One of the major things that affect your credit rating is your payment history. Falling behind your payments, whether credit card payments, loan payments, or even your bills, will definitely affect your credit rating negatively. But what about unpaid medical bills, can this too affect credit report and rating?
Healthcare can be very expensive. Even if you have a health insurance, you could still acquire medical bills from various medical expenditures that weren’t covered by your insurance. And if you don’t make the necessary payments when the medical bills are due, they can be passed on to a collection agency. In the event this happens, this will most likely reflect on your credit report lowering your credit score.
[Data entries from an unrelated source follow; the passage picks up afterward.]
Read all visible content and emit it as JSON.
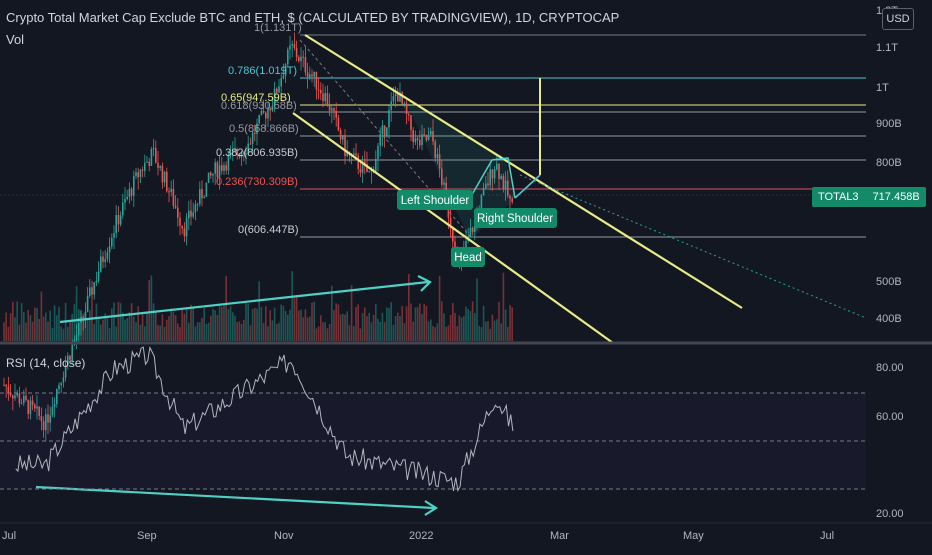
{
  "header": {
    "title": "Crypto Total Market Cap Exclude BTC and ETH, $ (CALCULATED BY TRADINGVIEW), 1D, CRYPTOCAP",
    "volume_label": "Vol",
    "currency_button": "USD"
  },
  "price_badge": {
    "symbol": "TOTAL3",
    "value": "717.458B"
  },
  "rsi": {
    "title": "RSI (14, close)",
    "levels": [
      "80.00",
      "60.00",
      "20.00"
    ]
  },
  "price_axis_labels": [
    "1.2T",
    "1.1T",
    "1T",
    "900B",
    "800B",
    "500B",
    "400B"
  ],
  "time_axis_labels": [
    "Jul",
    "Sep",
    "Nov",
    "2022",
    "Mar",
    "May",
    "Jul"
  ],
  "fib_levels": [
    {
      "label": "1(1.131T)",
      "value": 1131
    },
    {
      "label": "0.786(1.019T)",
      "value": 1019
    },
    {
      "label": "0.65(947.59B)",
      "value": 947.59
    },
    {
      "label": "0.618(930.68B)",
      "value": 930.68
    },
    {
      "label": "0.5(868.866B)",
      "value": 868.866
    },
    {
      "label": "0.382(806.935B)",
      "value": 806.935
    },
    {
      "label": "0.236(730.309B)",
      "value": 730.309
    },
    {
      "label": "0(606.447B)",
      "value": 606.447
    }
  ],
  "annotations": {
    "left_shoulder": "Left Shoulder",
    "head": "Head",
    "right_shoulder": "Right Shoulder"
  },
  "colors": {
    "background": "#131722",
    "up": "#26a69a",
    "down": "#ef5350",
    "channel": "#e8ea86",
    "arrow": "#4fd1c5",
    "rsi_line": "#b2b5be",
    "badge": "#138a68"
  },
  "chart_data": {
    "type": "candlestick",
    "title": "Crypto Total Market Cap Exclude BTC and ETH, $ (CALCULATED BY TRADINGVIEW), 1D, CRYPTOCAP",
    "x_range": [
      "2021-07",
      "2022-07"
    ],
    "y_range_billion_usd": [
      380,
      1200
    ],
    "close_series": [
      {
        "x": "2021-07-01",
        "y": 440
      },
      {
        "x": "2021-07-20",
        "y": 395
      },
      {
        "x": "2021-08-05",
        "y": 520
      },
      {
        "x": "2021-08-20",
        "y": 680
      },
      {
        "x": "2021-09-01",
        "y": 800
      },
      {
        "x": "2021-09-07",
        "y": 840
      },
      {
        "x": "2021-09-21",
        "y": 680
      },
      {
        "x": "2021-10-05",
        "y": 800
      },
      {
        "x": "2021-10-20",
        "y": 860
      },
      {
        "x": "2021-11-01",
        "y": 980
      },
      {
        "x": "2021-11-09",
        "y": 1131
      },
      {
        "x": "2021-11-25",
        "y": 980
      },
      {
        "x": "2021-12-04",
        "y": 840
      },
      {
        "x": "2021-12-15",
        "y": 790
      },
      {
        "x": "2021-12-27",
        "y": 1000
      },
      {
        "x": "2022-01-05",
        "y": 860
      },
      {
        "x": "2022-01-12",
        "y": 880
      },
      {
        "x": "2022-01-22",
        "y": 660
      },
      {
        "x": "2022-01-24",
        "y": 606
      },
      {
        "x": "2022-02-01",
        "y": 700
      },
      {
        "x": "2022-02-10",
        "y": 820
      },
      {
        "x": "2022-02-18",
        "y": 717
      }
    ],
    "rsi_series": [
      {
        "x": "2021-07-20",
        "y": 30
      },
      {
        "x": "2021-08-20",
        "y": 70
      },
      {
        "x": "2021-09-05",
        "y": 76
      },
      {
        "x": "2021-09-21",
        "y": 45
      },
      {
        "x": "2021-11-09",
        "y": 74
      },
      {
        "x": "2021-12-04",
        "y": 34
      },
      {
        "x": "2022-01-24",
        "y": 23
      },
      {
        "x": "2022-02-10",
        "y": 59
      },
      {
        "x": "2022-02-18",
        "y": 46
      }
    ]
  }
}
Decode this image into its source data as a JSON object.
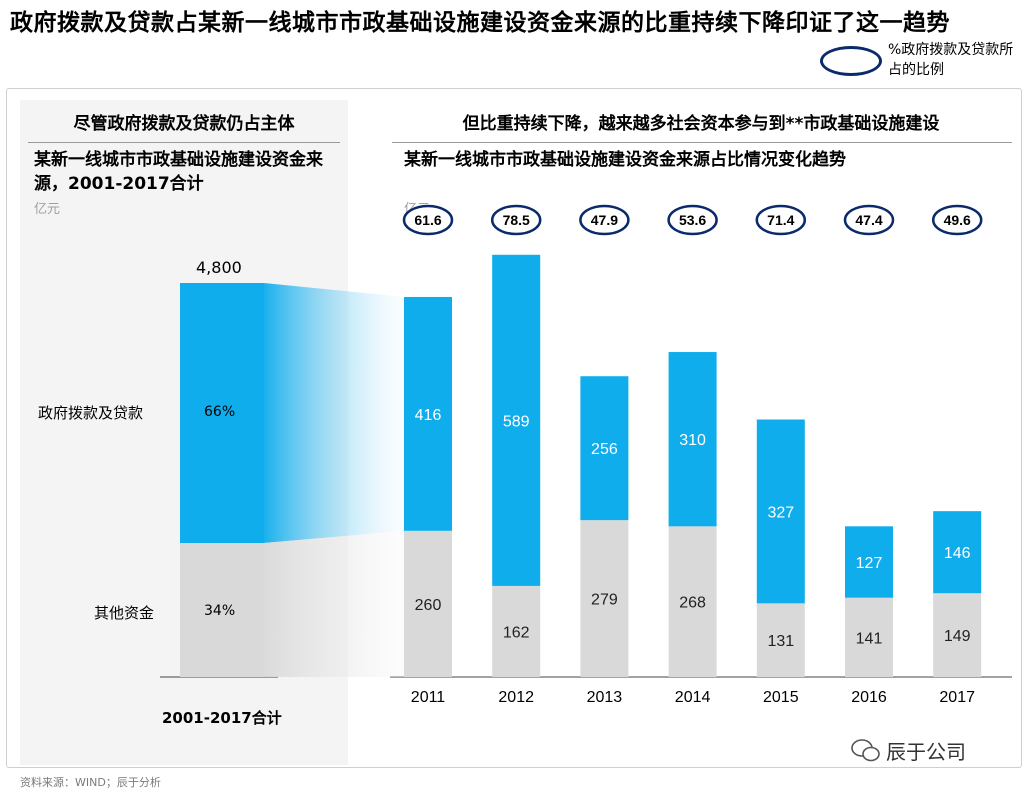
{
  "title": "政府拨款及贷款占某新一线城市市政基础设施建设资金来源的比重持续下降印证了这一趋势",
  "legend": {
    "text": "%政府拨款及贷款所占的比例"
  },
  "left_panel": {
    "heading": "尽管政府拨款及贷款仍占主体",
    "subtitle": "某新一线城市市政基础设施建设资金来源，2001-2017合计",
    "unit": "亿元",
    "total_label": "4,800",
    "x_label": "2001-2017合计",
    "segments": [
      {
        "name": "政府拨款及贷款",
        "pct": "66%"
      },
      {
        "name": "其他资金",
        "pct": "34%"
      }
    ]
  },
  "right_panel": {
    "heading": "但比重持续下降，越来越多社会资本参与到**市政基础设施建设",
    "subtitle": "某新一线城市市政基础设施建设资金来源占比情况变化趋势",
    "unit": "亿元"
  },
  "colors": {
    "blue": "#0fadec",
    "gray": "#d9d9d9",
    "navy": "#0b2a6b",
    "gradient_light": "#eef7fd"
  },
  "chart_data": [
    {
      "type": "bar",
      "stacked": true,
      "categories": [
        "2001-2017合计"
      ],
      "series": [
        {
          "name": "其他资金",
          "values": [
            34
          ]
        },
        {
          "name": "政府拨款及贷款",
          "values": [
            66
          ]
        }
      ],
      "total": 4800,
      "unit": "亿元"
    },
    {
      "type": "bar",
      "stacked": true,
      "categories": [
        "2011",
        "2012",
        "2013",
        "2014",
        "2015",
        "2016",
        "2017"
      ],
      "series": [
        {
          "name": "其他资金",
          "values": [
            260,
            162,
            279,
            268,
            131,
            141,
            149
          ]
        },
        {
          "name": "政府拨款及贷款",
          "values": [
            416,
            589,
            256,
            310,
            327,
            127,
            146
          ]
        }
      ],
      "gov_share_pct": [
        "61.6",
        "78.5",
        "47.9",
        "53.6",
        "71.4",
        "47.4",
        "49.6"
      ],
      "unit": "亿元"
    }
  ],
  "footer": "资料来源：WIND；辰于分析",
  "brand": "辰于公司"
}
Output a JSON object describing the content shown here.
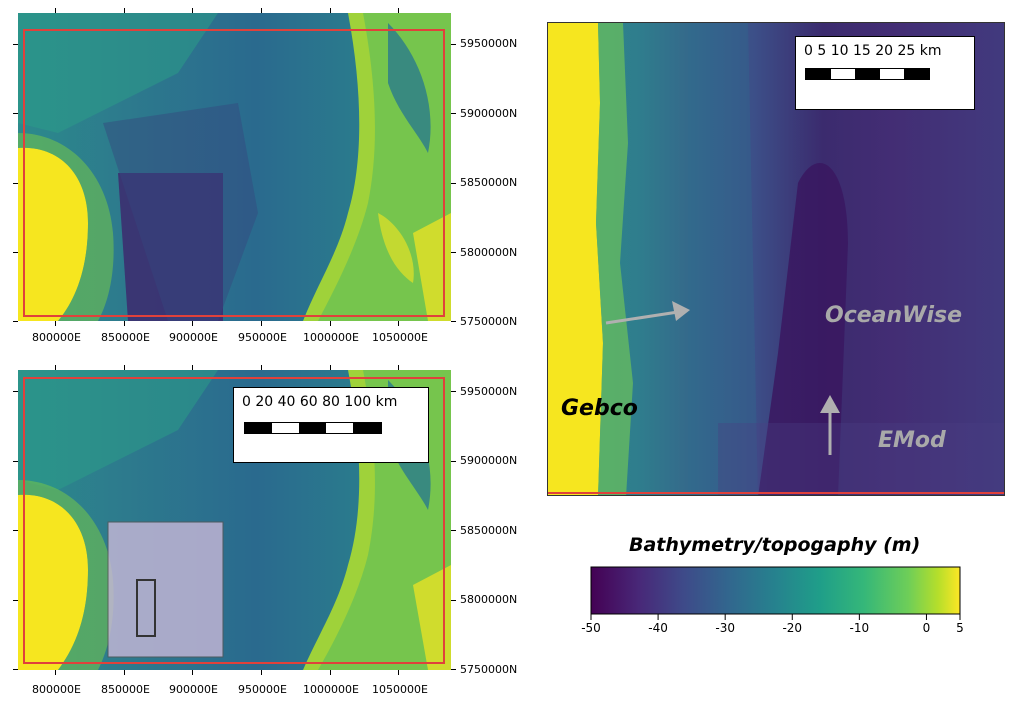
{
  "top_map": {
    "x_ticks": [
      "800000E",
      "850000E",
      "900000E",
      "950000E",
      "1000000E",
      "1050000E"
    ],
    "y_ticks": [
      "5950000N",
      "5900000N",
      "5850000N",
      "5800000N",
      "5750000N"
    ]
  },
  "bottom_map": {
    "x_ticks": [
      "800000E",
      "850000E",
      "900000E",
      "950000E",
      "1000000E",
      "1050000E"
    ],
    "y_ticks": [
      "5950000N",
      "5900000N",
      "5850000N",
      "5800000N",
      "5750000N"
    ],
    "scalebar_label": "0   20   40   60   80  100 km"
  },
  "zoom_map": {
    "scalebar_label": "0    5   10  15  20  25 km",
    "labels": {
      "gebco": "Gebco",
      "oceanwise": "OceanWise",
      "emod": "EMod"
    }
  },
  "colorbar": {
    "title": "Bathymetry/topogaphy (m)",
    "ticks": [
      "-50",
      "-40",
      "-30",
      "-20",
      "-10",
      "0",
      "5"
    ],
    "range": [
      -50,
      5
    ],
    "colormap": "viridis"
  },
  "colors": {
    "frame": "#e0413b",
    "land": "#f6e61f",
    "deep": "#3e1a5c",
    "arrow": "#b0b0b0",
    "label_gray": "#b5b5b5"
  }
}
How Medical Debts Can Affect Your Credit Rating
Yes, your unpaid medical bills could harm your credit report, however this doesn’t happen immediately. If you choose to disregard a bill you cannot afford to pay, this will show in your credit report. Typically, medical bills don’t show or reflect on your credit report not until they are directed to a collection agency to retrieve the payment as they can report this to credit bureaus. However, credit bureaus will have to wait up to 180 days prior to adding this to your credit report, which provides you time to create a payment plan or discuss the matter with your healthcare provider. If you fail to this within the given time, this goes in your credit report affecting your credit rating.
To keep medical bills out of your credit report, pay the medical debt if you could once you received the bill or invoice for your medical or healthcare service provider. If you can’t pay in full, talk to the billing department as they might permit you to negotiate for a lesser bill or perhaps set up installment payment plan. Bottom line is that you don’t wait too long or delay the payment so that your provider won’t hire a collector to recover your debt. If this happens, your credit rating and score will surely suffer.